Gracie is a Cavalier King Charles Spaniel, a breed renowned for their companionship -- they're total lapdogs. I was struck by the resilience a small, vulnerable dog would need to muster to overcome a life as traumatic as the one Gracie had led. I was intrigued, too, by her new owner, Linda Jackson, a woman who hadn't necessarily wanted a dog—she adopted Gracie to satisfy her kids—but who wound up being changed forever by the experience. How do breeding dogs like Gracie become available?
Breeders are sometimes willing to sell at a discount dogs that have spent years having puppies. Rescue groups also purchase some of these dogs at auctions and then try to adopt them out. Puppy mill survivors aren't for everyone, but people who have the patience to work with a traumatized dog often find the experience deeply gratifying. Letter to Readers from Carol Bradley
Gracie after being rescued
From the attic office of my home in Great Falls, Montana, I have a bird's-eye view of Memorial Park, where occasionally a dog will sprint by, happy to be alive. It's heart-warming to watch because I am mindful that across America, hundreds of thousands of dogs are kept in cages, never once allowed the simple freedom of running through grass.
As a newspaper reporter in my former life, I covered the story of a puppy mill -- a large-volume dog-breeding operation involving 180 neglected and abused collies.

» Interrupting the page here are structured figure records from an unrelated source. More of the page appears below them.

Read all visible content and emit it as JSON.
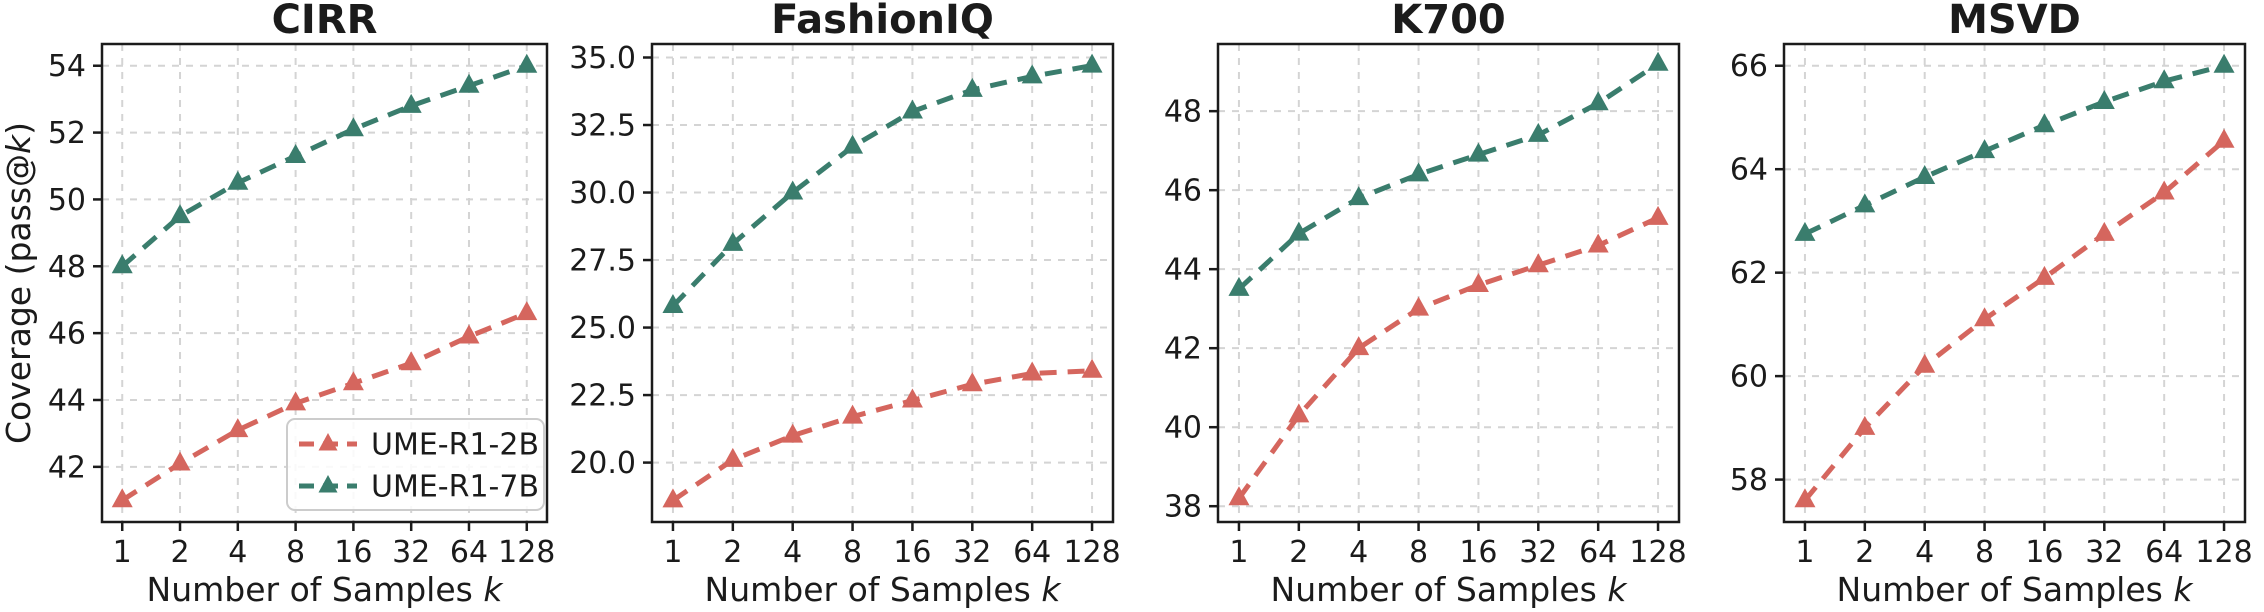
{
  "figure": {
    "ylabel_prefix": "Coverage (pass@",
    "ylabel_italic": "k",
    "ylabel_suffix": ")",
    "xlabel_prefix": "Number of Samples ",
    "xlabel_italic": "k"
  },
  "colors": {
    "series_2b": "#d5665e",
    "series_7b": "#3a7d6d",
    "grid": "#d4d4d4",
    "axis": "#1b1b1b",
    "legend_border": "#cccccc",
    "background": "#ffffff"
  },
  "legend": {
    "location": "lower right of first panel",
    "entries": [
      {
        "label": "UME-R1-2B",
        "color": "#d5665e"
      },
      {
        "label": "UME-R1-7B",
        "color": "#3a7d6d"
      }
    ]
  },
  "chart_data": [
    {
      "type": "line",
      "title": "CIRR",
      "xlabel": "Number of Samples k",
      "ylabel": "Coverage (pass@k)",
      "x_scale": "log2",
      "x": [
        1,
        2,
        4,
        8,
        16,
        32,
        64,
        128
      ],
      "xtick_labels": [
        "1",
        "2",
        "4",
        "8",
        "16",
        "32",
        "64",
        "128"
      ],
      "xlim_log2": [
        -0.35,
        7.35
      ],
      "ytick_labels": [
        "42",
        "44",
        "46",
        "48",
        "50",
        "52",
        "54"
      ],
      "ylim": [
        40.35,
        54.65
      ],
      "grid": true,
      "legend": true,
      "series": [
        {
          "name": "UME-R1-2B",
          "color": "#d5665e",
          "marker": "triangle-up",
          "linestyle": "dashed",
          "values": [
            41.0,
            42.1,
            43.1,
            43.9,
            44.5,
            45.1,
            45.9,
            46.6
          ]
        },
        {
          "name": "UME-R1-7B",
          "color": "#3a7d6d",
          "marker": "triangle-up",
          "linestyle": "dashed",
          "values": [
            48.0,
            49.5,
            50.5,
            51.3,
            52.1,
            52.8,
            53.4,
            54.0
          ]
        }
      ]
    },
    {
      "type": "line",
      "title": "FashionIQ",
      "xlabel": "Number of Samples k",
      "ylabel": "Coverage (pass@k)",
      "x_scale": "log2",
      "x": [
        1,
        2,
        4,
        8,
        16,
        32,
        64,
        128
      ],
      "xtick_labels": [
        "1",
        "2",
        "4",
        "8",
        "16",
        "32",
        "64",
        "128"
      ],
      "xlim_log2": [
        -0.35,
        7.35
      ],
      "ytick_labels": [
        "20.0",
        "22.5",
        "25.0",
        "27.5",
        "30.0",
        "32.5",
        "35.0"
      ],
      "ylim": [
        17.8,
        35.5
      ],
      "grid": true,
      "legend": false,
      "series": [
        {
          "name": "UME-R1-2B",
          "color": "#d5665e",
          "marker": "triangle-up",
          "linestyle": "dashed",
          "values": [
            18.6,
            20.1,
            21.0,
            21.7,
            22.3,
            22.9,
            23.3,
            23.4
          ]
        },
        {
          "name": "UME-R1-7B",
          "color": "#3a7d6d",
          "marker": "triangle-up",
          "linestyle": "dashed",
          "values": [
            25.8,
            28.1,
            30.0,
            31.7,
            33.0,
            33.8,
            34.3,
            34.7
          ]
        }
      ]
    },
    {
      "type": "line",
      "title": "K700",
      "xlabel": "Number of Samples k",
      "ylabel": "Coverage (pass@k)",
      "x_scale": "log2",
      "x": [
        1,
        2,
        4,
        8,
        16,
        32,
        64,
        128
      ],
      "xtick_labels": [
        "1",
        "2",
        "4",
        "8",
        "16",
        "32",
        "64",
        "128"
      ],
      "xlim_log2": [
        -0.35,
        7.35
      ],
      "ytick_labels": [
        "38",
        "40",
        "42",
        "44",
        "46",
        "48"
      ],
      "ylim": [
        37.6,
        49.7
      ],
      "grid": true,
      "legend": false,
      "series": [
        {
          "name": "UME-R1-2B",
          "color": "#d5665e",
          "marker": "triangle-up",
          "linestyle": "dashed",
          "values": [
            38.2,
            40.3,
            42.0,
            43.0,
            43.6,
            44.1,
            44.6,
            45.3
          ]
        },
        {
          "name": "UME-R1-7B",
          "color": "#3a7d6d",
          "marker": "triangle-up",
          "linestyle": "dashed",
          "values": [
            43.5,
            44.9,
            45.8,
            46.4,
            46.9,
            47.4,
            48.2,
            49.2
          ]
        }
      ]
    },
    {
      "type": "line",
      "title": "MSVD",
      "xlabel": "Number of Samples k",
      "ylabel": "Coverage (pass@k)",
      "x_scale": "log2",
      "x": [
        1,
        2,
        4,
        8,
        16,
        32,
        64,
        128
      ],
      "xtick_labels": [
        "1",
        "2",
        "4",
        "8",
        "16",
        "32",
        "64",
        "128"
      ],
      "xlim_log2": [
        -0.35,
        7.35
      ],
      "ytick_labels": [
        "58",
        "60",
        "62",
        "64",
        "66"
      ],
      "ylim": [
        57.18,
        66.42
      ],
      "grid": true,
      "legend": false,
      "series": [
        {
          "name": "UME-R1-2B",
          "color": "#d5665e",
          "marker": "triangle-up",
          "linestyle": "dashed",
          "values": [
            57.6,
            59.0,
            60.2,
            61.1,
            61.9,
            62.75,
            63.55,
            64.55
          ]
        },
        {
          "name": "UME-R1-7B",
          "color": "#3a7d6d",
          "marker": "triangle-up",
          "linestyle": "dashed",
          "values": [
            62.75,
            63.3,
            63.85,
            64.35,
            64.85,
            65.3,
            65.7,
            66.0
          ]
        }
      ]
    }
  ]
}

My husband and I had two shelties at the time, and the similarities between those sweet-tempered collies and my own dogs were distressing. Long after the breeders were convicted and the dogs adopted out to new homes, the dark side of dog-breeding still haunted me. I began searching for the right dog, the right case to tell the story of puppy mills in America. The trail led me to Gracie, a Cavalier King Charles Spaniel who was rescued from a puppy mill in Pennsylvania. After six years of living in a cage, giving birth to puppies, Gracie finally had a chance at a new life. But could she overcome the cruelty of her past? Saving Gracie
is told "Law and Order"-style, with a description of life in a puppy mill, then segueing to the raid on Gracie's kennel, the trial that ensued against the breeder, Gracie's first exposure to kindness in a shelter and then to her new life with Linda Jackson, a woman who hadn't particularly wanted a dog. As Linda and Gracie struggle to adjust to one another, the state of Pennsylvania undergoes a bitter battle to curtail puppy mills.

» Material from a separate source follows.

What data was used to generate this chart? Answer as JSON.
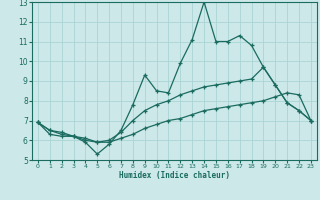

Like most of you, I love stories where good triumphs over evil, where perseverance carries the day. Saving Gracie
is that kind of book.
Journalist Bradley exposes the hidden world of puppy mills, where dogs are caged like chickens and forced to repeatedly breed until they die. Unlike most factory farm animals that endure painful confinement and are slaughtered within six months of birth, mill breeding dogs are sentenced to many years of existence in deplorable conditions; many don't learn to walk because their cages don't give them enough room to stand. Bradley details the raid of one such mill, Mike-Mar Kennel in Oxford, Pa., which led to the seizure of more than 300 dogs, mostly adults that had languished for years with broken limbs and untreated diseases. Dog 132, a Cavalier King Charles Spaniel later named Gracie, was rescued during the raid. Nearly blind, with decayed teeth and a strong aversion to human contact, Gracie flourished under the love and patience of her adoptive owner, Linda Jackson. Bradley's powerful narrative will tug at heartstrings, raise public awareness, and, hopefully, help put an end to puppy mills. (Feb.)